You find them all over Europe, on the outskirts of big cities everywhere: neglected suburbs ranging from the modest to the poor, where immigrant families have made their homes.
In Spain those families are mostly Moroccan; in France they have come from all over North Africa; in Germany they are mainly of Turkish origin; in England of Pakistani, Indian, or Bangladeshi background.
But they all have one thing in common, police investigators are discovering. They offered an ideal environment for Al Qaeda operatives seeking to blend into their surroundings and thus evade detection by the authorities.
The latest round of terrorist suspect arrests in Europe - last week's sweep caught 16 men and one woman in Leicester, central England - was a case in point. Leicester's 35,000 Muslim citizens have built themselves 19 mosques and Islamic centers. In some of them, Al Qaeda agents apparently spread their message and found new recruits.

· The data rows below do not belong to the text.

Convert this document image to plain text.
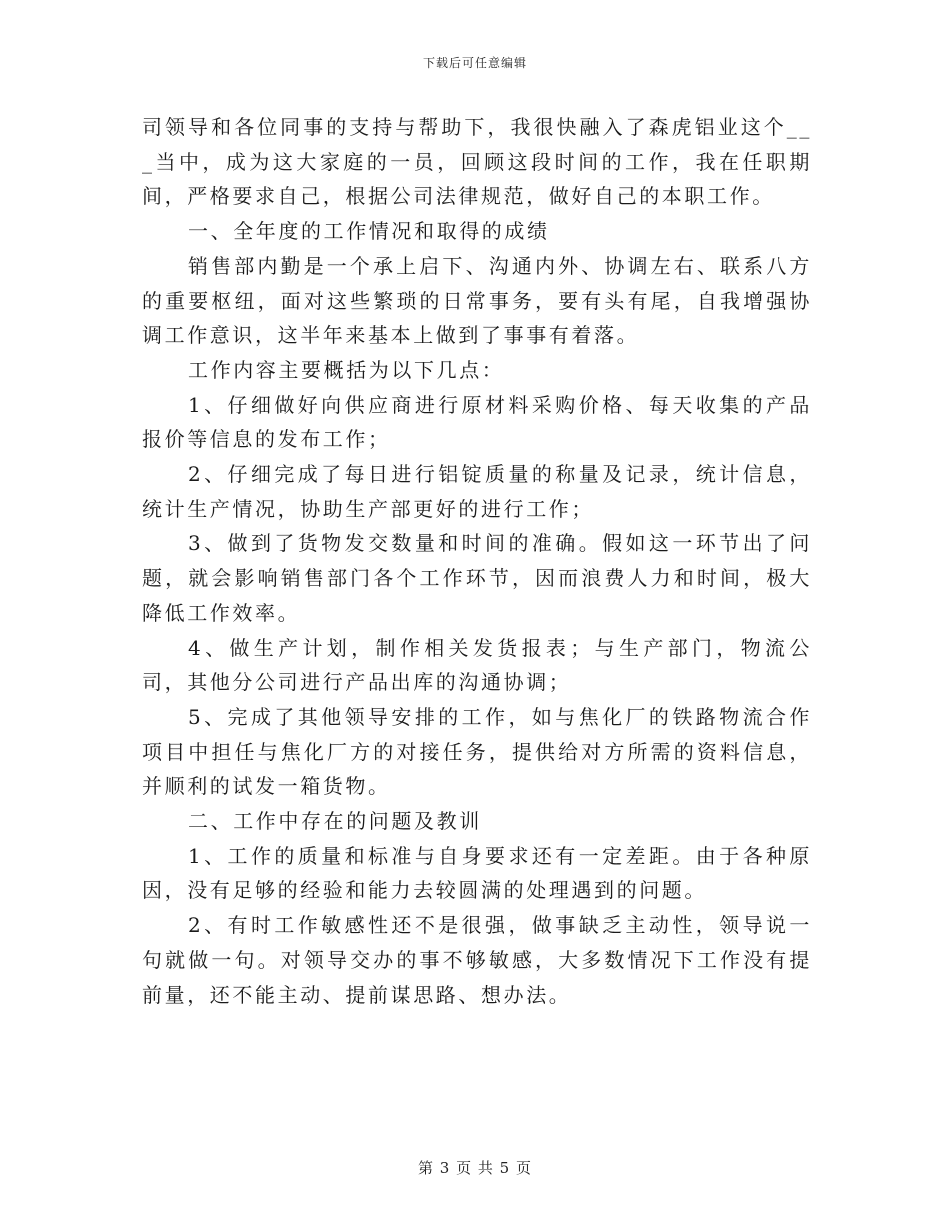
下载后可任意编辑

司领导和各位同事的支持与帮助下，我很快融入了森虎铝业这个___当中，成为这大家庭的一员，回顾这段时间的工作，我在任职期间，严格要求自己，根据公司法律规范，做好自己的本职工作。

一、全年度的工作情况和取得的成绩

销售部内勤是一个承上启下、沟通内外、协调左右、联系八方的重要枢纽，面对这些繁琐的日常事务，要有头有尾，自我增强协调工作意识，这半年来基本上做到了事事有着落。

工作内容主要概括为以下几点：

1、仔细做好向供应商进行原材料采购价格、每天收集的产品报价等信息的发布工作；

2、仔细完成了每日进行铝锭质量的称量及记录，统计信息，统计生产情况，协助生产部更好的进行工作；

3、做到了货物发交数量和时间的准确。假如这一环节出了问题，就会影响销售部门各个工作环节，因而浪费人力和时间，极大降低工作效率。

4、做生产计划，制作相关发货报表；与生产部门，物流公司，其他分公司进行产品出库的沟通协调；

5、完成了其他领导安排的工作，如与焦化厂的铁路物流合作项目中担任与焦化厂方的对接任务，提供给对方所需的资料信息，并顺利的试发一箱货物。

二、工作中存在的问题及教训

1、工作的质量和标准与自身要求还有一定差距。由于各种原因，没有足够的经验和能力去较圆满的处理遇到的问题。

2、有时工作敏感性还不是很强，做事缺乏主动性，领导说一句就做一句。对领导交办的事不够敏感，大多数情况下工作没有提前量，还不能主动、提前谋思路、想办法。

第 3 页 共 5 页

"Parts of Europe have significant visible minorities, people that Al Qaeda could merge naturally with," says Michael Levi, professor of criminology at Cardiff University in Wales.
"Like organized crime groups, they could blend into routine activities."
Since Sept. 11, European investigators have uncovered a picture of their continent that they had barely glimpsed before - as a key refuge, logistical base, and organizational headquarters for Al Qaeda.
Police have arrested scores of suspected Al Qaeda members in France, Italy, Germany (where the ringleaders of the Sept. 11 hijackers lived), Belgium, Holland, Spain, Bosnia, and Britain.
Europe offers more than just ethnic camouflage, however, to North African or Middle Eastern terrorists.
European integration has helped them. In the European Union, which has done away with most border controls, they can slip from one country to another without risking passport checks, for example.
And the lack of full integration has helped them too, since police and judicial agencies remain under national control. "They have traded on coordination weaknesses in intelligence in different countries," says Prof. Levi. "People never put the whole picture together."
Geographically, Europe sits in a strategic part of the world, with good communications links to the Middle East, Asia, and the United States. It offers attractive targets itself for terrorists: French police have uncovered what they say was a plot led by alleged Al Qaeda member Djamel Beghal to blow up the US Embassy in Paris, and Italian police last year arrested several men in connection with a plan to blow up the European Parliament in Strasbourg, France.
At the same time, says Magnus Ranstorp, an expert at the Center for the Study of Terrorism and Political Violence at St. Andrews University in Scotland, Al Qaeda cells can take advantage of "the lack of intrusiveness of the authorities into ordinary peoples' lives."
Radical Islamist clerics have been able to preach "jihad" openly in mosques in many European countries, protected by free speech laws.